How I don’t get stage fright
(This post will make more sense if you read the ones below, first)
After a cold, wet weekend and a chilly Monday and Tuesday, I’ll be off back to work again in a few minutes as this is the evening for teaching my evening literacy class - something I always enjoy once I get there.
Meanhwile, here’s the next part of my story about my first public performance with the poetry group, Late Shift. See: ‘Will I make it to Ledbury Literary Festival?’
Everyone knows that stage fright is unavoidable – and there I was, on the M5 on my way to Ledbury Literary Festival and still there was no sign of stomach butterflies or clammy palms. OK, then, enjoy it while it lasts, I thought. It’ll happen with a vengeance when I get nearer to Ledbury. I entered the town and found the hotel we’d all booked into for the night. And still I felt perfectly calm.
I booked in, and went out again to meet up with the others, as arranged, at the festival office. Seeing them was a pleasure, unalloyed by any hint of lurking panic. Maybe it was saving itself till I reached the venue?
Well before the programmed start-time, we trooped in to the hall, where at least 100 chairs were waiting for the audience. Our audience! Still not a flutter to disturb my composure. Every time I’d begun to think about the possibility of stage fright, I could feel a physical block in that part of my brain. Try as I might, any thoughts of that nature refused to materialise. It was then that realisation dawned:
I’d been ‘zapped’ by our family friend, a highly skilled psychologist, who mainly worked with children. I’d been talking to him a couple of days before my big event, and worrying about the possibility of stage fright, so, in his own inimitable way, he’d fixed it.
Hypnotism doesn’t have to be obvious to be effective. Quite the reverse, I’d imagine. Whatever the truth of it, I managed to give a good-enough performance, without a twinge of stage fright. The audience seemed to be enjoying my contributions just as they enjoyed the others – and their silences were as telling as their applause.
Love Bites, by Late Shift was a huge success, and because I was never troubled by stage fright, or even the fear of it, from that day on, I’ve been able to focus on perfecting my delivery - thanks to our friend. What a gift that was!
Next stop – the Edinburgh Festival (not quite next, exactly, but maybe the most exciting !)
Gaining new skills when you get older – especially when you’re on the down-hill side of fifty - is unimaginably rewarding.
Will I make it to Ledbury Literary Festival?
A rather depressing day at work - a meeting about the new funding for September.

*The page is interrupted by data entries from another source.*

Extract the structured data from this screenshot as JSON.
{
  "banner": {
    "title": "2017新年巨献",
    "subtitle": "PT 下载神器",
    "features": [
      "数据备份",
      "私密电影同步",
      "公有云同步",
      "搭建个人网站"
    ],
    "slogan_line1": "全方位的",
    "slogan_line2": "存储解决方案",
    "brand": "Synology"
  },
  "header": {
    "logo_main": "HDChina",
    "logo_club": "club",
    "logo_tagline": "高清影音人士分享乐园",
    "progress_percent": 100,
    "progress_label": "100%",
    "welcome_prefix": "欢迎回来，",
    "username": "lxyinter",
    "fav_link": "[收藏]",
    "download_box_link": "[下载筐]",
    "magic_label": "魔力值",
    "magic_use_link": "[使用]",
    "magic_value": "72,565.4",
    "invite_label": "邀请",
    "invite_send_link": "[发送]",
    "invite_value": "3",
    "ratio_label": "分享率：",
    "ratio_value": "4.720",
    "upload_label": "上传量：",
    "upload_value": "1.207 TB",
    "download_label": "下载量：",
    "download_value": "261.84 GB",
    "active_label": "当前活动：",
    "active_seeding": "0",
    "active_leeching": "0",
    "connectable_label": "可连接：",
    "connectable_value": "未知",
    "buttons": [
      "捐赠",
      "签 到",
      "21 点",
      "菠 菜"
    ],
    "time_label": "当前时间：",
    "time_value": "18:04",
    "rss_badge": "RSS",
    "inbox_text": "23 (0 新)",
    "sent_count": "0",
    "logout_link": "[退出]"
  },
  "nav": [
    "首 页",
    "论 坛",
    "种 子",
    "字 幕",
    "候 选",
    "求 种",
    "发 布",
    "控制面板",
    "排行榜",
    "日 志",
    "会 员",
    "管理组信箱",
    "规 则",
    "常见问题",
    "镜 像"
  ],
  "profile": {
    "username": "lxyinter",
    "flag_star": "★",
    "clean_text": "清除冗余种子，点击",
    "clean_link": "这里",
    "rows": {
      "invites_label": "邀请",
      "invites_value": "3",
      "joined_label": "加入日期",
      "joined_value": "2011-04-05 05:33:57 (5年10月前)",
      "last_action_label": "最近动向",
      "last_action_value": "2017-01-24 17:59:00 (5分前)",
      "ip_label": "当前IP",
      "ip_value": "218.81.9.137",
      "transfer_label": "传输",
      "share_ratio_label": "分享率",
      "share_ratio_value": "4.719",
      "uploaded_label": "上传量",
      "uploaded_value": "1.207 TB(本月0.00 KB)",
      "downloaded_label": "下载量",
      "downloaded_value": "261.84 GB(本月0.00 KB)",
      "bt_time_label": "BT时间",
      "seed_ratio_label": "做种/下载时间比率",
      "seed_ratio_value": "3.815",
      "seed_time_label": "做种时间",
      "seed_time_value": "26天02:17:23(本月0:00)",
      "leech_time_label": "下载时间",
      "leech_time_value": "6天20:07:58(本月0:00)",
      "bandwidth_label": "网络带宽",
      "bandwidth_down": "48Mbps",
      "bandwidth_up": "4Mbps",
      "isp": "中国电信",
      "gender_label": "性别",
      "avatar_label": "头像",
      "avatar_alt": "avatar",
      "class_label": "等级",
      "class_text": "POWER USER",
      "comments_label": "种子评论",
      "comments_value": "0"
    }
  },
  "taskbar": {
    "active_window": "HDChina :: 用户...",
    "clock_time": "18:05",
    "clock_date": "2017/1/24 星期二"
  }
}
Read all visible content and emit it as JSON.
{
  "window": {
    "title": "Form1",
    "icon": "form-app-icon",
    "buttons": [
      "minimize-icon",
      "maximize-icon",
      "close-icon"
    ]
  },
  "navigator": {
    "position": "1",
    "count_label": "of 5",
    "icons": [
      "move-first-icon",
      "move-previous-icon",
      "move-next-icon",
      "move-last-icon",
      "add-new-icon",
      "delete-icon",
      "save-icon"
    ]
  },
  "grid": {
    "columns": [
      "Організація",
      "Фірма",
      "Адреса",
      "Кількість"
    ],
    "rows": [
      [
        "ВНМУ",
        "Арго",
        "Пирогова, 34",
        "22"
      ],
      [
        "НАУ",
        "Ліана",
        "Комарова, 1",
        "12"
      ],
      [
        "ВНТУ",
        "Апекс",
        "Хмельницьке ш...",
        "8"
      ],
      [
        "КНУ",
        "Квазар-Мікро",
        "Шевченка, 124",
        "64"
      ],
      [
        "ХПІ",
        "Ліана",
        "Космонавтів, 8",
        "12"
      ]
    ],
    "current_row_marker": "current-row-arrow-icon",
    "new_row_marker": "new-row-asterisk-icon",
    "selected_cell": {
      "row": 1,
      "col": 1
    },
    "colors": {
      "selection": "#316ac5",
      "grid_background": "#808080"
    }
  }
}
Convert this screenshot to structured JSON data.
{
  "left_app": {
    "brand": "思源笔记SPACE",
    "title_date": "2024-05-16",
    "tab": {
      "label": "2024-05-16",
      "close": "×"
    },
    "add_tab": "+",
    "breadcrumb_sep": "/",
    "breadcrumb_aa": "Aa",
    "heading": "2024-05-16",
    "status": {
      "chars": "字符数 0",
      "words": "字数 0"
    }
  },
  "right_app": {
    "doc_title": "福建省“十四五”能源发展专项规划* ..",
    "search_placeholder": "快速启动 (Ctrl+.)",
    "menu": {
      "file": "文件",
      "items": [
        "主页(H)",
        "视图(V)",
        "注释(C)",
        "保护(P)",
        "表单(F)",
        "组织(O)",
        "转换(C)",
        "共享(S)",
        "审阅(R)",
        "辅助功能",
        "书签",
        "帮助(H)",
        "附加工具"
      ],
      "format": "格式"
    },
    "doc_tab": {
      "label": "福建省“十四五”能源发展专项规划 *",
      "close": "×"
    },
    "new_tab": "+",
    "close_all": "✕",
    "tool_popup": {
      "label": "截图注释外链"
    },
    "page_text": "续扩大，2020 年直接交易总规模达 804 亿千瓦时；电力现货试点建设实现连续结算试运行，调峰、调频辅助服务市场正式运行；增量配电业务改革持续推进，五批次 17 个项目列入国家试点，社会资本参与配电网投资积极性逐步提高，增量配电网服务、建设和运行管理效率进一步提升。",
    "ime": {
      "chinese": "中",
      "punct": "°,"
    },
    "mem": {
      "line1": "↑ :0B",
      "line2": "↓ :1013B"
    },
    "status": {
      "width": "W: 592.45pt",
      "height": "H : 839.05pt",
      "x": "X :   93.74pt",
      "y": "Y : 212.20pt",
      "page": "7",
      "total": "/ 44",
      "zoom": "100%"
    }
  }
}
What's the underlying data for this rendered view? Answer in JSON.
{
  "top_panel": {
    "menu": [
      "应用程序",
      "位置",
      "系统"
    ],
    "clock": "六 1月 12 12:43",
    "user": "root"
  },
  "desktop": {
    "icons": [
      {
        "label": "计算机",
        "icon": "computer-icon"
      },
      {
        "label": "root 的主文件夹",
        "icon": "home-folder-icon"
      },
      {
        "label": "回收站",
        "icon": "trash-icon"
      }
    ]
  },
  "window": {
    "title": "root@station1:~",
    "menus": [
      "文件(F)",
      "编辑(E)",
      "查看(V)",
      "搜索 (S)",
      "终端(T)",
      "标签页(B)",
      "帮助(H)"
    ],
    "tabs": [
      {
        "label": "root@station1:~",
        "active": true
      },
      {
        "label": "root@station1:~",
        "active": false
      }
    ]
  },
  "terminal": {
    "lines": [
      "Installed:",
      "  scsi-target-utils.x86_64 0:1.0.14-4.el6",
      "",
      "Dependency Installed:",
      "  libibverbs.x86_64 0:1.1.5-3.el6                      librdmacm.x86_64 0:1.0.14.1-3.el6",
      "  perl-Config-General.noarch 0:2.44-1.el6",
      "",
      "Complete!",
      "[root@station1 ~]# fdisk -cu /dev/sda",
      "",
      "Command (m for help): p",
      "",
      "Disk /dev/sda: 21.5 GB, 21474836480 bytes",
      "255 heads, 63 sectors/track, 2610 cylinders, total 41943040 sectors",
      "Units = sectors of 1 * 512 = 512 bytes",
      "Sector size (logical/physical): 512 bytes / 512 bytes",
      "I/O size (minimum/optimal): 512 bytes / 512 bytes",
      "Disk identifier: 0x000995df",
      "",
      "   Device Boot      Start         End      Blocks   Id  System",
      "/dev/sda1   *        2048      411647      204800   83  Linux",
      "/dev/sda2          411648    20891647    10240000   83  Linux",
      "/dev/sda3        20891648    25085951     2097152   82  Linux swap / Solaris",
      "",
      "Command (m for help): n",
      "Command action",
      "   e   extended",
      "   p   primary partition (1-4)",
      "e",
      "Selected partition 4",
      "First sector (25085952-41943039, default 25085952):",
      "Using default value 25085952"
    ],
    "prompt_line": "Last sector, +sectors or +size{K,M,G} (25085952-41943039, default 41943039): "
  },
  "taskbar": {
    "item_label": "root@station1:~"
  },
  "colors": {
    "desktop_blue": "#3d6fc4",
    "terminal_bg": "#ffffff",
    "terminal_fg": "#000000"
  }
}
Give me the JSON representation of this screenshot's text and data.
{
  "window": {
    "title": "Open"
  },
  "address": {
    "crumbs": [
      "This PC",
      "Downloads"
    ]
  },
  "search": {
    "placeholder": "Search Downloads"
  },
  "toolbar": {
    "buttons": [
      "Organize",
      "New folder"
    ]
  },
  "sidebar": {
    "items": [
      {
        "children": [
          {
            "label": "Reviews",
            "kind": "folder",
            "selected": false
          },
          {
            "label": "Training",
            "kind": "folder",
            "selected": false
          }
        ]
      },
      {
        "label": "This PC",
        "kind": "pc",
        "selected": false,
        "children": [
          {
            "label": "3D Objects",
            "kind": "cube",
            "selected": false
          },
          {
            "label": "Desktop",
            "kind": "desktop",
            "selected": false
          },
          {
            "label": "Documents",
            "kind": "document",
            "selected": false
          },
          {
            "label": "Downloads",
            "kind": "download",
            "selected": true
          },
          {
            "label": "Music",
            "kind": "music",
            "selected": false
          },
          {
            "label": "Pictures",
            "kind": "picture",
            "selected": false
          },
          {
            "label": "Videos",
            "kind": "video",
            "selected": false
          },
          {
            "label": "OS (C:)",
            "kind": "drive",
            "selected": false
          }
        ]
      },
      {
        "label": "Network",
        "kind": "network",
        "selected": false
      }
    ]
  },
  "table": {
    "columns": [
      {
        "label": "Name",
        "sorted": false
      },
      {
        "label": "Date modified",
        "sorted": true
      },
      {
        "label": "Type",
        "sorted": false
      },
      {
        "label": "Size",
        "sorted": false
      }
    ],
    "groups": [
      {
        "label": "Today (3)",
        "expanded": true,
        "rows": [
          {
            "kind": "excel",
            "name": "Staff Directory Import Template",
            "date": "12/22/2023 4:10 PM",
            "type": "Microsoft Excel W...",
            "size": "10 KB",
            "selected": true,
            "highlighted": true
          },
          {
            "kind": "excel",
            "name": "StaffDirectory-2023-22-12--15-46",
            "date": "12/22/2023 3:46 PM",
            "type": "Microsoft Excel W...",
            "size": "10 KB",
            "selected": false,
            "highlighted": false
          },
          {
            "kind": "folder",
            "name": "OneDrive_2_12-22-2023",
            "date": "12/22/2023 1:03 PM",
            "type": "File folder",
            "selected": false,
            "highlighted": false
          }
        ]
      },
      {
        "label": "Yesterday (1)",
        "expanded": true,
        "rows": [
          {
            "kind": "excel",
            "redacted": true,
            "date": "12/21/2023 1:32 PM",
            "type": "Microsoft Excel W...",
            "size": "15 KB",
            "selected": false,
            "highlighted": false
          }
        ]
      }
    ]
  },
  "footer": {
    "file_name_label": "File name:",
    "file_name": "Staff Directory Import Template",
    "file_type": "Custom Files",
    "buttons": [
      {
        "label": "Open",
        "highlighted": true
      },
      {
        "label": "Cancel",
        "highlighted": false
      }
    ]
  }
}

You’ll understand why I’m feeling like this if you look back at one of my earlier posts, A Beginner Reader is not a Beginner Thinker .
I enjoyed working as an Adult Literacy tutor, and later a manager, because the service was dedicated to helping people who’d not been successful at school, and giving them support and time to work at their own pace. Now, the funding is depending more and more on quick results and accreditation, with less opportunity to take account of the realities of people’s lives, such as shift work, ill-health, and familiy responsibilities.
The word ‘family’ brings me back what I was mentioning in the previous post about Late Shift (to see how this came about, take a look at the post, Cannon Poets and What This Led to )
As any parent will know, once you’ve fixed a date for one of the most important events in your adult life, particularly one that closely involves others for whom your presence is vital, Sod (of Sod’s Law) will manage to arrange a conflicting event on the same date at the same time somewhere else in the country for one of your children – an event that in their eyes will rank as the most important of their life, ever. One of those key rites of passage, than which nothing, absolutely nothing, could be more important – for example, your daughter’s graduation ceremony.
Naturately, that was the date chosen for Late Shift’s first performance – an occasion that was to take place in one of the main venues for artistic events in the Literary Festival at Ledbury. The date of my daughter’s graduation ceremony at Nottingham University, with an invitation for two close relatives. This, in her case, meant her father, and her mother.
This was the three-year old who’d stopped my heart at the thought of our future separation. How could I not be there for her? (see the post: A Short Digression onThe Joys of Motherhood)
Enter Clarissa Dickson Wright, (a bit like a fairy godmother!) My daughter would have four visitors to her university that day: both parents would be at the lunch beforehand, together with her brother and her dearly-beloved Godmother. We could all be photographed with the graduate in her cap and gown (proof of her mother’s presence, in spite of everything) , and then I’d drive our son back home, before setting off for Ledbury. Meanwhile, Clarissa would take my place among the assembled parents, and offer her cheers and applause instead of mine.
As I drove away, I wondered why I wasn’t feeling nervous. Well, it must be because I wasn’t strictly on the way to Ledbury yet – I was on my way home, to collect my script and drop off my son. Stage fright was obligatory, wasn’t it? It was bound to hit me, sooner or later.